In 2023, ÖBB is less profitable with more passengers

The freight transport and infrastructure sector posted higher profits than in 2022, according to annual figures released on Friday. Freight subsidiary Rail Cargo posted profits that almost doubled to €13m – but only as the financial result for the year turned significantly into the black. There was an operational loss of 10 million euros. Sales remained relatively stable, while throughput (ton kilometers/tkm) fell 8.4 percent to 26.1 billion tkm. This is less than 2020 was the year of Corona. In the infrastructure sector, the loss turned from 2022 to a profit of 7.7 million euros in 2023.

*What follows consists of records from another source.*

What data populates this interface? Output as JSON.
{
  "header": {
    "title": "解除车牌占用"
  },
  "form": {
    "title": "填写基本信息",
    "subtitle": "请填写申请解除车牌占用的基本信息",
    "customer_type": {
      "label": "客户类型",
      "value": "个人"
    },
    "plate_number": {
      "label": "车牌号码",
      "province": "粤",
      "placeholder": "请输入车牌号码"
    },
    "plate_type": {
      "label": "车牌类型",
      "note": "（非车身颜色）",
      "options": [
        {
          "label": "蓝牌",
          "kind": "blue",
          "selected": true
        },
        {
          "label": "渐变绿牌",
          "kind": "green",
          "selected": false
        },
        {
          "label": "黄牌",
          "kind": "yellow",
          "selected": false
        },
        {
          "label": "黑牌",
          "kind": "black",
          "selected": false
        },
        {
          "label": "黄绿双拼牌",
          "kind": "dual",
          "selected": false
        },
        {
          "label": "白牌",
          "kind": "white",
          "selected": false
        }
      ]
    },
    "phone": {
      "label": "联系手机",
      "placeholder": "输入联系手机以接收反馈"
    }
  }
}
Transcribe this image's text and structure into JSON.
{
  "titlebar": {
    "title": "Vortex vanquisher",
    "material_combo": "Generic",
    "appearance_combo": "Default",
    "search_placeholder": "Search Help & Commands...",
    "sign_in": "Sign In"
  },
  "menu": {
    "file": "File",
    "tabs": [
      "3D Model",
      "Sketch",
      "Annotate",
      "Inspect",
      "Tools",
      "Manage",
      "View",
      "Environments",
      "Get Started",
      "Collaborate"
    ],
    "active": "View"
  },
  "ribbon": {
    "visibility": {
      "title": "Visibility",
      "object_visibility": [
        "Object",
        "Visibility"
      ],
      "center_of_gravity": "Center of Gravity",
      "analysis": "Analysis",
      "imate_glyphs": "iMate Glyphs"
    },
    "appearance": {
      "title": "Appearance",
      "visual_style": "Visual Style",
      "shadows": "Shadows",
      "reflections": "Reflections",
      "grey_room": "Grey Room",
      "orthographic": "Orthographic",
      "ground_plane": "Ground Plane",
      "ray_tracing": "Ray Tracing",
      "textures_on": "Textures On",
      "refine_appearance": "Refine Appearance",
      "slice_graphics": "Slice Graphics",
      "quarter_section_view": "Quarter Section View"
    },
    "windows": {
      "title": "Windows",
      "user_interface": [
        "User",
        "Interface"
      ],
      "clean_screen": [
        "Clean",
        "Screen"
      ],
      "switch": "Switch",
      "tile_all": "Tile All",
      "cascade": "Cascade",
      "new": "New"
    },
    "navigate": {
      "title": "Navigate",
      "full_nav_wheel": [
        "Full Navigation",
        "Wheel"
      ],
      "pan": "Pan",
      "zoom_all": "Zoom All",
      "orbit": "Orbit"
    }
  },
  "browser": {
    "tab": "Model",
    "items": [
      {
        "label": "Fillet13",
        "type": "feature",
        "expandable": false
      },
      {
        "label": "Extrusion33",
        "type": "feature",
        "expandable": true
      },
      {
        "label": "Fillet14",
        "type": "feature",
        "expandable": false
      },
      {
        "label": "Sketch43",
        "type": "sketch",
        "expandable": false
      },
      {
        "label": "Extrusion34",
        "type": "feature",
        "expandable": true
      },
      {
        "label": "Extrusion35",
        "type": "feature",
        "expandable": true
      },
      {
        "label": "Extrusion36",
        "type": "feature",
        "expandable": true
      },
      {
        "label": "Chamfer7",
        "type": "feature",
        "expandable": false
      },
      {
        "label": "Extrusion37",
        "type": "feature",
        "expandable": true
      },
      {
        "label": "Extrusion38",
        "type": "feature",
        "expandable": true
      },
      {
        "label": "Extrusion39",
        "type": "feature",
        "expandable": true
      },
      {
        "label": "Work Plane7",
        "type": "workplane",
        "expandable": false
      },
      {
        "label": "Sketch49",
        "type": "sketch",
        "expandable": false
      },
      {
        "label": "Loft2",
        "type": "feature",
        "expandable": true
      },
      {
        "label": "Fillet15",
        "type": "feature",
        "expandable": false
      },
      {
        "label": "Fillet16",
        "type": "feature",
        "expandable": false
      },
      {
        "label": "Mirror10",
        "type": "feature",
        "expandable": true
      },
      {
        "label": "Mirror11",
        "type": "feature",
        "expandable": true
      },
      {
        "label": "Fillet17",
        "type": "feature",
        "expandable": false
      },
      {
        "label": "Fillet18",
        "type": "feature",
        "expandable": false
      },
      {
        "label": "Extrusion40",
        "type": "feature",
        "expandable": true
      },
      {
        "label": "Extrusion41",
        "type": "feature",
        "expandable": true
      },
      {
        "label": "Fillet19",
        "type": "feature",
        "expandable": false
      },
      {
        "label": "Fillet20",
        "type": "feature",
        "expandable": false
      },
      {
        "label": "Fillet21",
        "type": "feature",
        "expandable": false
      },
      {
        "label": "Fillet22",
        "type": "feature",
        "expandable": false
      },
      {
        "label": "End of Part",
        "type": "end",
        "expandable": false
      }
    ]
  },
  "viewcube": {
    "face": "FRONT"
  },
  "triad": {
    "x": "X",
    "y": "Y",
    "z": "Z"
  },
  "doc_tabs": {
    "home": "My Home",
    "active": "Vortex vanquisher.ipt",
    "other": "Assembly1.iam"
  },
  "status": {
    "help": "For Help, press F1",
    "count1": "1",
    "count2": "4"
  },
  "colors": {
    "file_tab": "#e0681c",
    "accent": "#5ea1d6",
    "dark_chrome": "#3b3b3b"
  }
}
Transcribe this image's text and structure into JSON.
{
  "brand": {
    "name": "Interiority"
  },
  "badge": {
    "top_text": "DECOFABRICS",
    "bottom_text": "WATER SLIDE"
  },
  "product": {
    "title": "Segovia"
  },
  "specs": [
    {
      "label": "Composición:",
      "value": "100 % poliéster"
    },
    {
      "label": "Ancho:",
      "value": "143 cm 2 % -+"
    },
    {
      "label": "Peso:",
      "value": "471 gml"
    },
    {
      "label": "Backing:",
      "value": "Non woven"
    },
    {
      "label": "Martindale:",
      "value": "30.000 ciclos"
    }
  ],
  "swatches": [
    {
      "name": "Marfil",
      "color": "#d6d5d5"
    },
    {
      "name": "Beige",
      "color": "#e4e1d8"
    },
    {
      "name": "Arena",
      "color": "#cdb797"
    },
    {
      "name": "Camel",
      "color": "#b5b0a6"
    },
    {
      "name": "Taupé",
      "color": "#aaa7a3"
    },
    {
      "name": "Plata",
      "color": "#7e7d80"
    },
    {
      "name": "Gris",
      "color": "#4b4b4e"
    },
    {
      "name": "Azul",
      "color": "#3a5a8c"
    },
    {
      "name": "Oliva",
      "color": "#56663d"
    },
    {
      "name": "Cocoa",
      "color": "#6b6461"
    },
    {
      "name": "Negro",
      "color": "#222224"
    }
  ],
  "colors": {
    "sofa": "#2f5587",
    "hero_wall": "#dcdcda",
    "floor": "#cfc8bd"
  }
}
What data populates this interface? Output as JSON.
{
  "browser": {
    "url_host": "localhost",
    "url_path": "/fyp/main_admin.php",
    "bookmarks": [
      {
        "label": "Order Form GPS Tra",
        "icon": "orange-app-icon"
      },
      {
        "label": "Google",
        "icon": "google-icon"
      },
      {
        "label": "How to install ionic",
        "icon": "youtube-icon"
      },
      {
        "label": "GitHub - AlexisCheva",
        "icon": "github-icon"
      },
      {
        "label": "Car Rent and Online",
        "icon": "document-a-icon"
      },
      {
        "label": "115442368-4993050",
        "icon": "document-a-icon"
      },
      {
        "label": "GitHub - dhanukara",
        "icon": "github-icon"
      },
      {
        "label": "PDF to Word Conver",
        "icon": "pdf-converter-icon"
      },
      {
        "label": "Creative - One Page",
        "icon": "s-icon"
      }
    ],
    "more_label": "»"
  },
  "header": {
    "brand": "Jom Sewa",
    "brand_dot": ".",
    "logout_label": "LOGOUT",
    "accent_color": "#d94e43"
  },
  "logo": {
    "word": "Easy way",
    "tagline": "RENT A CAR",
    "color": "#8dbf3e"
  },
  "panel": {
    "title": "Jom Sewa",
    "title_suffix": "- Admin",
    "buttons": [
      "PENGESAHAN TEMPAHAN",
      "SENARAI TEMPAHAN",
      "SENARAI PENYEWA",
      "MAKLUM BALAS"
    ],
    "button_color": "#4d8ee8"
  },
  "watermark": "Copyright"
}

Last year, ÖBB made record investments of 4.5 billion euros in infrastructure and new trains. As a result, net debt increased by 3 billion euros to 32.6 billion euros. By 2030, 330 new trains are expected to enter service and capacity will increase by 93,000 seats. For now, however, the high number of passengers still causes problems: “The lack of time is naturally affected by the increasing number of passengers,” write ÖBB. Only 80.3 per cent trains were run on time in long distance transport, 95.7 per cent in local transport. This means that ÖBB is still one of the most punctual trains in Europe, write ÖBB.

At the end of 2023, ÖBB had 45,041 employees, of whom nearly 4,600 were based abroad. This year, 3,500 new employees will be hired last year, a good 5,000 new ÖBB employees were added. Many of the new hires will primarily be to compensate for retirements and departures — the number of employees increased by only 672 from 2022 to 2023.